His first patient was George Sisman, a baby he helped deliver in Witton-le-Wear on January 17, 1868. Dr Manson was so convinced by the value of vaccination that he vaccinated baby George on three occasions.
In fact, he vaccinated much of Weardale until the early 1880s when he moved to Darlington to become public vaccinator. His surgery was in Derneholme, the turreted end of the terrace of Stanhope Road South where it turns into Duke Street.
Meanwhile, baby George was growing up. In 1881, he became a telegraph boy in Witton-le-Wear on 7s 6d a week, and in 1885, he followed the doctor into Darlington where he became a telegraph operator.
And also he became secretary of the Darlington Anti-Vaccination League.
Nationally, the league was becoming stronger. Its biggest event was a rally in 1885 in Leicester, where the people were vehemently against vaccination and the authorities were keen on prosecution. It was attended by 100,000 people.
In Darlington, the league members continued to keep up the pressure, holding meetings in Central Hall and sending delegations to browbeat the town’s MP.
And, to a certain extent, the Victorian anti-vaxxers were successful. The 1898 Vaccination Act had the first “conscientious objection” clause which allowed people to opt out of the injection for moral reasons.
This lanced the anti-vaxxers’ boil, and it is very interesting that the British Government of today is adamant that it is not going to repeat the mistakes of the past and make the Covid jab mandatory.
The restoration of personal freedom of choice took the sting out of the anti-vax movement, although the improvement in the safety of the vaccine and the growing proof that it worked also helped it to become less controversial.
Back in Darlington, Dr Manson became widely admired. He turned down the role of mayor on three occasions, he became an expert in local geology and history and founded the Darlington and Teesdale Field Naturalists Club, which still goes.

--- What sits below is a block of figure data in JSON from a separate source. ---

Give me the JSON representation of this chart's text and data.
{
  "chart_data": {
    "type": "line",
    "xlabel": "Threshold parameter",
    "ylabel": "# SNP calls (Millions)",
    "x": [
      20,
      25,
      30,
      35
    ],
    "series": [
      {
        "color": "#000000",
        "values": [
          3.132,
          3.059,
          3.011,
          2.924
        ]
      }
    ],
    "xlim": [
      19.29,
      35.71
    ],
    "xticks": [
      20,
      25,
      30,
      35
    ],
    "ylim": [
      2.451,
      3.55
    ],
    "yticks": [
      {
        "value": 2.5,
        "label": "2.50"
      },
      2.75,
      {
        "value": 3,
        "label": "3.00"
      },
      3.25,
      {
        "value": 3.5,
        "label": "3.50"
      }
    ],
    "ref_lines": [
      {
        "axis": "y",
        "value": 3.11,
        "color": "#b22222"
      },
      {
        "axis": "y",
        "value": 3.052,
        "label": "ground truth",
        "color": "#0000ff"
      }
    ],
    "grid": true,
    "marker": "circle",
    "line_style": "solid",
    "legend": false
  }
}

When he died in 1900, a 12-ton glacial rock was fished out of the Tees at Winston and placed at the Victoria Embankment entrance to South Park as a memorial to him.
His son, Richard, inherited his practice and the title of public vaccinator, but died just two years later, aged 35, of pneumonia.

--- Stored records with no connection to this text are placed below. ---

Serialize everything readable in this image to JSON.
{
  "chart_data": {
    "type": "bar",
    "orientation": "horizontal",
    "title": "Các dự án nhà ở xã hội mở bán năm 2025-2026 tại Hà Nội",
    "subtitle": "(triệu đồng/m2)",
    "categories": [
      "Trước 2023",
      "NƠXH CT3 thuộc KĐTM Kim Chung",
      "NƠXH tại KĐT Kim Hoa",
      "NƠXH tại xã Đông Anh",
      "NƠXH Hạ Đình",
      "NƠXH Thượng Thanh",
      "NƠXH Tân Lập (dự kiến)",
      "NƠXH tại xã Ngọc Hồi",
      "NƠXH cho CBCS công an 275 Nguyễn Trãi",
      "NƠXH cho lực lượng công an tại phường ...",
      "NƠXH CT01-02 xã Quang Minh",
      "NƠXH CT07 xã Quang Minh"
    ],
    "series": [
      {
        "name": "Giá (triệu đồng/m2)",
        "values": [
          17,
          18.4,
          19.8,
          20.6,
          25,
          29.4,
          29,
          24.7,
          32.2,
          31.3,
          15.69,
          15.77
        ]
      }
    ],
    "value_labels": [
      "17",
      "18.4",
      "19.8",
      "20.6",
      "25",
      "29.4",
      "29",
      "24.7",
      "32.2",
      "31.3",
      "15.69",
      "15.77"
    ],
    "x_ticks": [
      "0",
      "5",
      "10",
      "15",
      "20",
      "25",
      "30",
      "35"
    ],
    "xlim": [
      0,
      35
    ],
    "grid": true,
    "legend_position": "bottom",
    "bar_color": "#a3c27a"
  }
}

But baby George Sisman also became widely admired. He rose to be overseer of the telegraph department and in 1928 he was awarded an OBE for his contribution to postal services. He lived in Elton Parade with his wife and two children,and was involved in the campaign against vivisection.
He was secretary of the Central Bowling Club, of the Darlington branch of Post Office Veterans and of the Sir ED Walker Homes in Coniscliffe Road where he lived out the last 20 years of his life until he died in 1955.